Grassley requests records from DOJ on findings of investigation of Flynn-Kislyak transcript leak
Sen. Grassley wants all records related to the leak investigation, which he suggests was meant to undermine Trump in the early days of the administration
Senator Chuck Grassley (R-Ia.), the senior Republican on the Senate Judiciary Committee, sent a letter to the acting attorney general of the Biden administration Justice Department on Friday asking him to explain findings regarding the leak of classified transcripts of the Michael Flynn – Sergey Kislyak phone conversations in December of 2016.
News that the investigation had ended with no one being charged in the code-named Operation Echo was quietly revealed in a January 19 New York Times article about an investigation of Republican Senator Richard Burr that had just wrapped up.
"…investigators opened a leak case into a Washington Post column about phone calls in late 2016 between Sergey I. Kislyak, the former Russian ambassador to the United States, and Michael T. Flynn, then Mr. Trump’s incoming national security adviser. The leak was one of several matters under scrutiny by John H. Durham, the special counsel investigating the officials who opened the Russia investigation," the Times wrote.
"Prosecutors in the U.S. attorney's office in Washington investigated whether the disclosures came from former Obama administration officials who had access to sensitive information about the phone calls, according to two people familiar with the investigation. The investigators ultimately found no wrongdoing, one of the people said," according to the Times.

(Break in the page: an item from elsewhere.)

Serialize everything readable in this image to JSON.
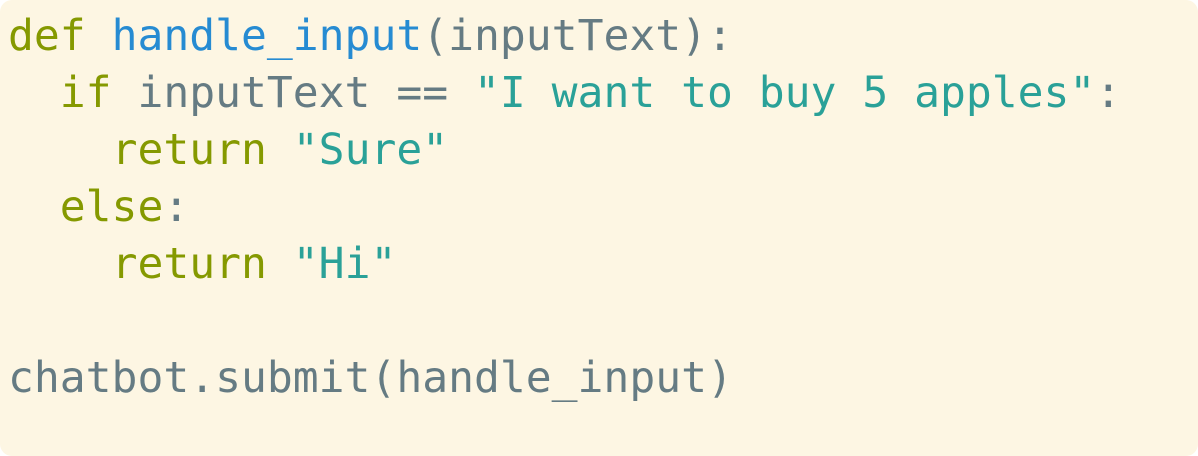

"It's especially concerning when Congress is left in the dark while the Department continues to leak about its own leak probe to the press," Grassley said in his letter to the DOJ. "The American people need assurances that the Justice Department will hold its employees to at least the same standard that it holds the rest of the country."
"Time and again, we see examples of double standards when it comes to enforcing laws against mishandling classified information," Grassley added. "The transcripts of Lt. Gen. Flynn's call with the Russian ambassador were classified, so how can leaks about them be ok? It's especially concerning when Congress is left in the dark while the Department continues to leak about its own leak probe to the press."
Grassley reminded the DOJ that he had requested last May that the transcripts be declassified, and they were. He said that the "sensitive information" contained in the leak to the Washington Post was "most likely designed to undermine the Trump administration in its first days."
Now he wants to know if the Times report of a finding that "no wrongdoing" was established "is in fact true and accurate."
Grassley has requested of the Justice Department that all records, including any "closing memoranda" from the investigation, be provided no later than Feb. 5, 2021.